Aquella mi primera conversación con Antonio Pérez Galindo, maestro y amigo.

   Aquella primavera de 1991 supe que mi destino profesional iba a ser Alcorisa. Había tenido una información previa que me hablaba de Calaceite y Mazaleón pero al final los números me adjudicaban un futuro en el Bajo Aragón y a ello me dispuse.


   Conocía la localidad por haberla cruzado el año anterior en un viaje que había hecho a Molinos cuyo fin era saber de la cultura museística desarrollada en esa bonita población, pero poco más podía decir de esas tierras en las que iba a trabajar los próximos años. Así y todo, con la intención de ponerme a disposición y presentarme al director, realicé una llamada telefónica y contacté con él.
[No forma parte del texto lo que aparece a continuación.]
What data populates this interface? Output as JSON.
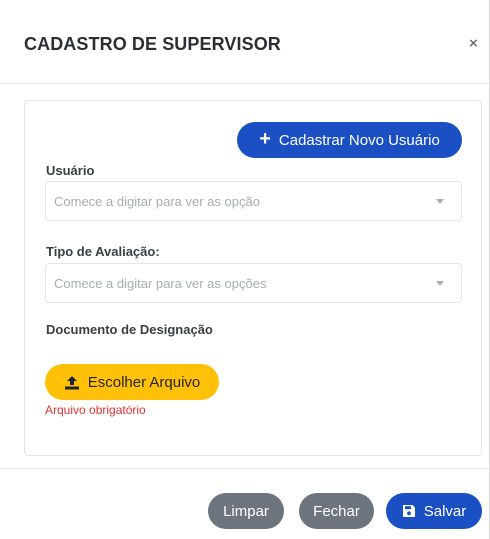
{
  "modal": {
    "title": "CADASTRO DE SUPERVISOR",
    "close_symbol": "×"
  },
  "form": {
    "new_user_button": {
      "label": "Cadastrar Novo Usuário",
      "icon": "plus-icon"
    },
    "usuario": {
      "label": "Usuário",
      "placeholder": "Comece a digitar para ver as opção"
    },
    "tipo_avaliacao": {
      "label": "Tipo de Avaliação:",
      "placeholder": "Comece a digitar para ver as opções"
    },
    "documento": {
      "label": "Documento de Designação",
      "button_label": "Escolher Arquivo",
      "button_icon": "upload-icon",
      "error": "Arquivo obrigatório"
    }
  },
  "footer": {
    "clear_label": "Limpar",
    "close_label": "Fechar",
    "save_label": "Salvar",
    "save_icon": "floppy-disk-icon"
  },
  "colors": {
    "primary": "#1b4fc4",
    "secondary": "#6c757d",
    "warning": "#ffc107",
    "danger": "#e03131"
  }
}
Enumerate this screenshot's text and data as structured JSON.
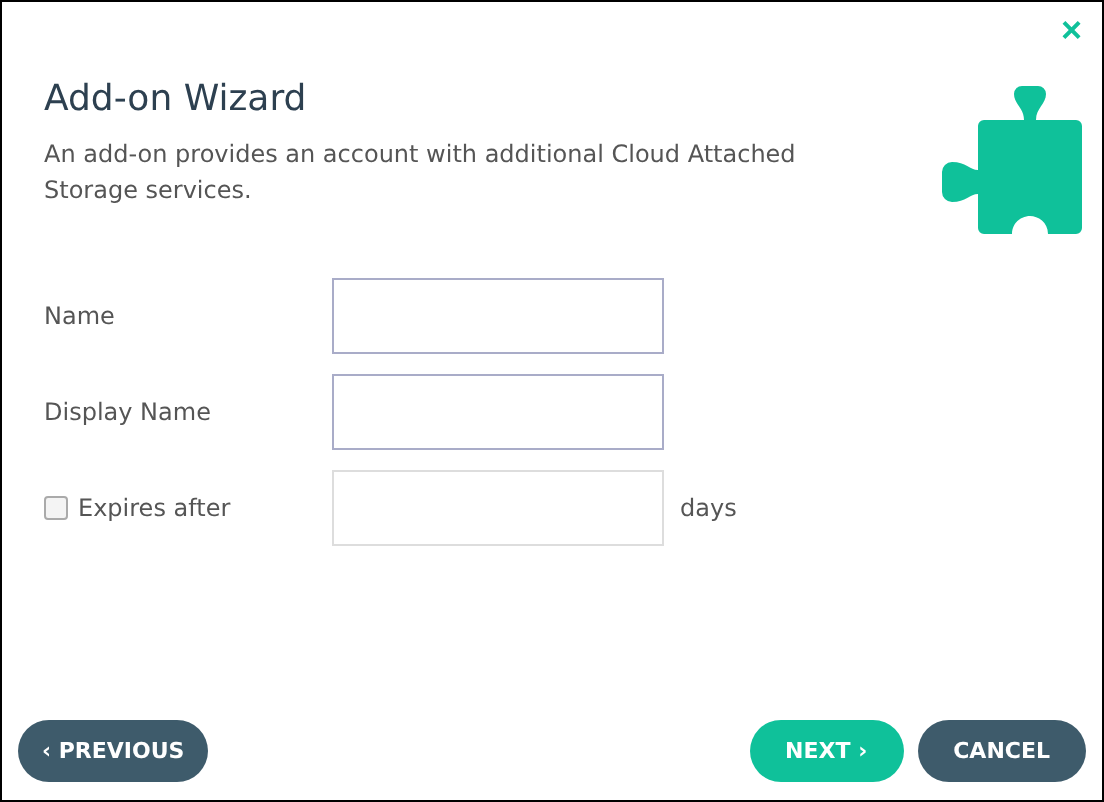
{
  "close": "×",
  "title": "Add-on Wizard",
  "description": "An add-on provides an account with additional Cloud Attached Storage services.",
  "fields": [
    {
      "kind": "text",
      "label": "Name",
      "disabled": false
    },
    {
      "kind": "text",
      "label": "Display Name",
      "disabled": false
    },
    {
      "kind": "checkbox",
      "label": "Expires after",
      "checked": false,
      "disabled": true,
      "suffix": "days"
    }
  ],
  "buttons": [
    {
      "label": "‹ PREVIOUS",
      "kind": "secondary"
    },
    {
      "label": "NEXT ›",
      "kind": "primary"
    },
    {
      "label": "CANCEL",
      "kind": "secondary"
    }
  ]
}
   Se llamaba Antonio Pérez. Antonio, como mi padre. Antonio, como mi sangre manchega. La conversación fue amable y en seguida me di cuenta de que aquel hombre manejaba esas situaciones con soltura. Eso me hizo pensar que se trataba de alguien con experiencia y con el que resultaría interesante trabajar. Me dio todo tipo de explicaciones y las informaciones que me proporcionó me hicieron pensar en un centro en el que podría crecer personal y profesionalmente, si tenía en cuenta todo lo que me contó y la situación que me describió.


   Pero lo divertido estaba por llegar. En medio de aquel agradable diálogo hubo un detalle que me inquietó y, en cierto modo, también me alarmó, sobre todo por la firmeza con que me hizo saber algo que, con el paso del tiempo, nunca pude comprobar.


   – Pues me alegro de habar contigo y te agradezco que hayas llamado.


   – ¡No, hombre, al contrario! Las gracias te las doy yo. La verdad es que no sabía si llamar ya o esperar un poco más, pero me ha podido la curiosidad. Es que, al fin y al cabo es mi primer destino definitivo y, claro, tenía ganas de hacerme una idea del sitio y de que supierais de mí.


    Una carcajada clara y contundente nació de su boca y el calor que despidió aquella muestra de cordialidad consolidó mi primeras impresiones, sin sospechar que ahora venía lo bueno:


   – ¡Muy bien, hombre! Pues nada, nada, aquí vas a estar maravillosamente bien, ya lo verás. Además, quiero que sepas que aquí estamos muy bien dotados.


   ¿Muy bien dotados? ¿Están muy bien dotados? ¡Cielo santo! ¿Dónde me he metido? ¿Por qué el director de ese colegio hace referencia a semejante cosa? ¿Acaso es un aspecto importante que yo no había tenido en cuenta? El chiste estaba hecho. El equívoco, exagerado por mi parte con el fin de provocar la risa en los demás, nos acompañó durante mucho tiempo y la simpatía con que recordamos a lo largo de todos estos años semejante anécdota, la chanza que compartimos cuantas veces pudimos en reuniones y encuentros de amistad sería la norma que marcaría nuestra relación, nuestro afecto, nuestro camino común. Un camino que aquella tarde aún estaba por soñar pero que con el paso del tiempo recorreríamos juntos, tan juntos que hoy todavía lo siento como una parte fundamental de mi vida.